More Espresso Coffee Recipes
ESPRESSO RISTRETTO
Use the same preparation method as a basic espresso except dispense
only 1 oz. (or less) water through the espresso grounds with an
extraction time of 18-20 seconds. Ideally, the grind is adjusted
slightly finer; however the slow extraction can be accomplished by
tamping or pressing the coffee with extra pressure. This process
yields an intense espresso flavor.
DOPPIO
A double shot of espresso. (Doppio means double in Italian).
ESPRESSO LUNGO
A single serving of espresso, "pulled long" to yield a larger
serving. Dispense 2 to 3 oz of water through the espresso grounds
with a longer extraction time of 25 - 40 seconds.
ESPRESSO CON PANNA
A single espresso topped with a dollop of whipped cream.
ESPRESSO BREVE
A single shot of espresso with heated half & half milk added.
ESPRESSO ROMANO
Make the basic espresso and serve with a twist or slice of lemon.

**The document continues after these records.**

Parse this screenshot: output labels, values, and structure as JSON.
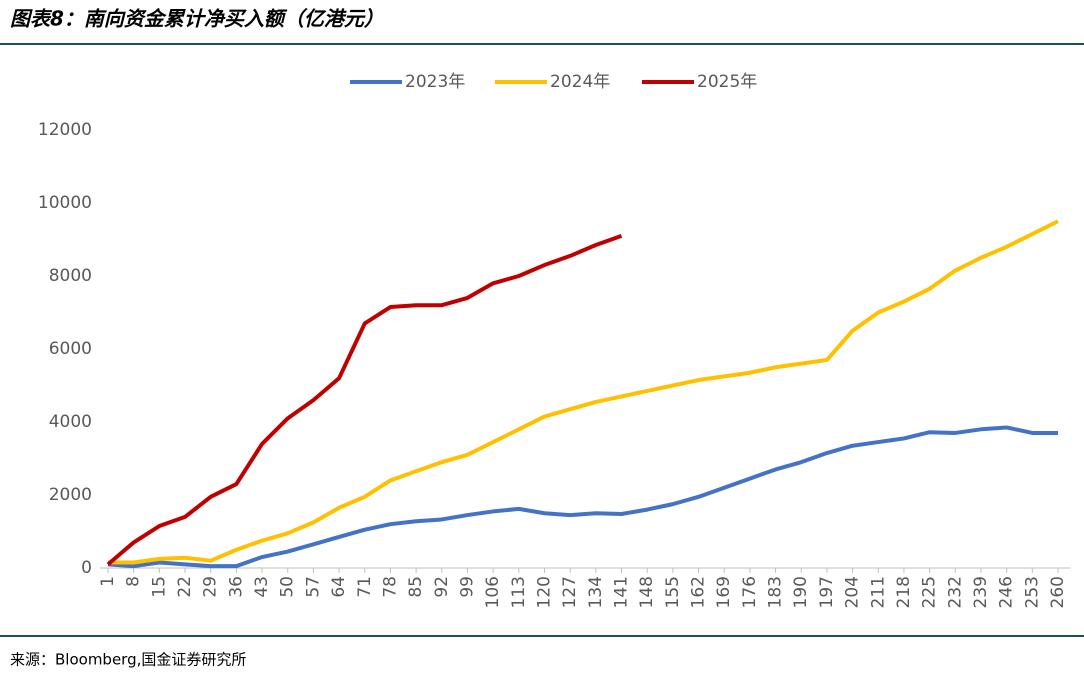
{
  "chart_data": {
    "type": "line",
    "title": "图表8：南向资金累计净买入额（亿港元）",
    "source": "来源：Bloomberg,国金证券研究所",
    "x": [
      1,
      8,
      15,
      22,
      29,
      36,
      43,
      50,
      57,
      64,
      71,
      78,
      85,
      92,
      99,
      106,
      113,
      120,
      127,
      134,
      141,
      148,
      155,
      162,
      169,
      176,
      183,
      190,
      197,
      204,
      211,
      218,
      225,
      232,
      239,
      246,
      253,
      260
    ],
    "xlim": [
      1,
      260
    ],
    "xticks": [
      1,
      8,
      15,
      22,
      29,
      36,
      43,
      50,
      57,
      64,
      71,
      78,
      85,
      92,
      99,
      106,
      113,
      120,
      127,
      134,
      141,
      148,
      155,
      162,
      169,
      176,
      183,
      190,
      197,
      204,
      211,
      218,
      225,
      232,
      239,
      246,
      253,
      260
    ],
    "ylim": [
      0,
      12000
    ],
    "yticks": [
      0,
      2000,
      4000,
      6000,
      8000,
      10000,
      12000
    ],
    "grid": false,
    "legend": "top",
    "series": [
      {
        "name": "2023年",
        "color": "#4472c4",
        "values": [
          100,
          50,
          150,
          100,
          50,
          50,
          300,
          450,
          650,
          850,
          1050,
          1200,
          1280,
          1330,
          1450,
          1550,
          1620,
          1500,
          1450,
          1500,
          1480,
          1600,
          1750,
          1950,
          2200,
          2450,
          2700,
          2900,
          3150,
          3350,
          3450,
          3550,
          3720,
          3700,
          3800,
          3850,
          3700,
          3700
        ]
      },
      {
        "name": "2024年",
        "color": "#ffc000",
        "values": [
          150,
          150,
          250,
          280,
          200,
          500,
          750,
          950,
          1250,
          1650,
          1950,
          2400,
          2650,
          2900,
          3100,
          3450,
          3800,
          4150,
          4350,
          4550,
          4700,
          4850,
          5000,
          5150,
          5250,
          5350,
          5500,
          5600,
          5700,
          6500,
          7000,
          7300,
          7650,
          8150,
          8500,
          8800,
          9150,
          9500
        ]
      },
      {
        "name": "2025年",
        "color": "#c00000",
        "values": [
          100,
          700,
          1150,
          1400,
          1950,
          2300,
          3400,
          4100,
          4600,
          5200,
          6700,
          7150,
          7200,
          7200,
          7400,
          7800,
          8000,
          8300,
          8550,
          8850,
          9100,
          null,
          null,
          null,
          null,
          null,
          null,
          null,
          null,
          null,
          null,
          null,
          null,
          null,
          null,
          null,
          null,
          null
        ]
      }
    ]
  }
}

Although this presentation is often thought to be Italian, Italians
refuse to claim this tradition as their own. Many coffee aficionados
believe the lemon interferes with the espresso's delicate flavour
balance.
ESPRESSO CUBANO
Double short shots brewed with raw sugar.
CAFE LATTE
Make a single shot of espresso. Add steamed milk to fill an 8 to 10
oz. latte mug (preferably clear). Lattes are frequently flavored
with Italian syrups. Nut flavors such as hazelnut and almond are
among the most popular additions
MOCHACCINO
A single shot of espresso mixed to taste with chocolate syrup or
powder and 5 oz. steamed milk. Top with peaked milk foam.
CAFE MOCHA
A single espresso poured into a tall glass filled with steamed milk
to which a spoonful of chocolate syrup is added. Top with whipped
cream and garnish with chocolate flakes
.
ICED CAPPUCCINO
Pour one shot of freshly brewed espresso over ice and add 3 oz. cold
milk. Espresso looses its flavor quite rapidly therefore, using
prepared espresso is not recommended. Spoon foamed milk on top to
create a layer of foam. Sweeten to taste.